Ma al di là, quel si propone tale gioco di guerra è di anticipare in via profetica che il giorno delle elezioni negli Stati Uniti scoppierà il caos, dato che ad oggi la vittoria a valanga di Biden, possibile un mese fa, è smentita dai sondaggi (da leggere sempre con le cautele del caso).

Da qui il miraggio elettorale, già profetizzato dall’Agenzia che sta curando la campagna elettorale digitale dei democratici.

Un miraggio che vede Trump vincente al conteggio dei voti delle urne, ma con ribaltamento nel voto postale, che un enigmatico mistero assegna di diritto e senza ombra di dubbio totalmente ai democratici (altra profezia ad alta possibilità di auto-avveramento).

L’Impero ridotto a Repubblica delle banane

Tanto di bizzarro in tutto questo, come anche i consigli che l’articolo dispensa a funzionari pubblici, militari, uomini delle istituzioni per affrontare la tempesta in arrivo.

E inquieta soprattutto la conclusione dell’articolo, nella quale si legge: “Quando le persone si uniscono per chiedere democrazia e Stato di diritto, anche i regimi repressivi possono essere fermati”.

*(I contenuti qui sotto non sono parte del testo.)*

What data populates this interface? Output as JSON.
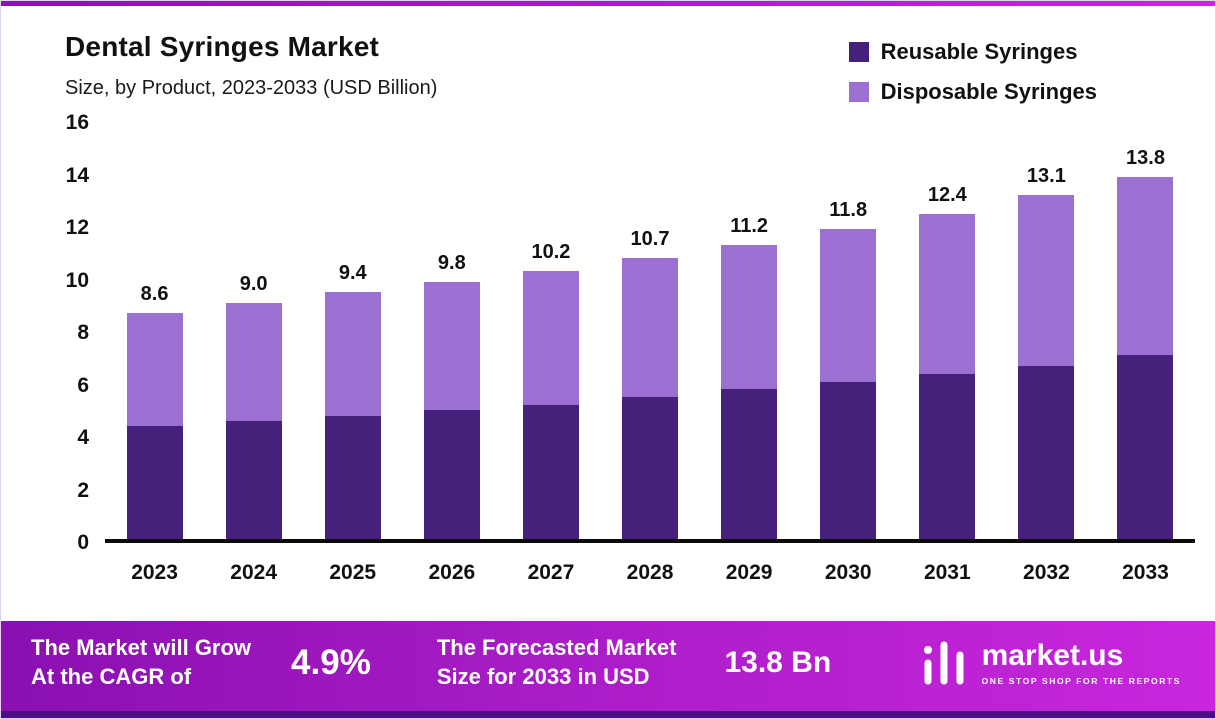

“La mobilitazione di massa non è una garanzia che la nostra democrazia sopravviverà, ma se le cose andranno male come suggeriscono le nostre simulazioni, un movimento di protesta sostenuto e non violento potrebbe essere la migliore e ultima speranza dell’America”.

Un cenno che rimanda alle varie rivoluzioni colorate sostenute dagli Stati Uniti in giro per il mondo, ultima delle quali in Bielorussia, che hanno proprio nel momento del verdetto delle urne il loro catalizzatore iniziale.

Un esito non congruo alle aspettative scatena proteste di piazza, con tensioni conseguenti e crescenti, a volte con derive sanguinarie, fino alla estromissione del tiranno.

Di golpe in golpe

Non si tratta di denunciare possibili brogli, problematica endemica delle elezioni, dalla Bielorussia agli Usa (vedi Heritage Foundation), o un gioco elettorale sporco, anch’esso endemico.

Quel che si sta profilando è la possibilità di un colpo di Stato, destino finora circoscritto alle Repubbliche delle banane e ai Paesi “non allineati”.

Golpe che potrebbe darsi sia sotto la pressione di una spinta eversiva, sia attraverso uno stallo ferocemente conflittuale talmente insostenibile da doversi chiudere in qualche modo (il mondo non può permettersi una destabilizzazione nel cuore dell’Impero).

Sarebbe il secondo colpo di Stato negli Usa dopo quello del post 11 settembre, quando, sull’onda dell’emergenza, i neoconservatori presero quasi tutto il potere dell’Impero nelle loro mani. Il precedente non portò bene al mondo e proietta cupe ombre sul futuro.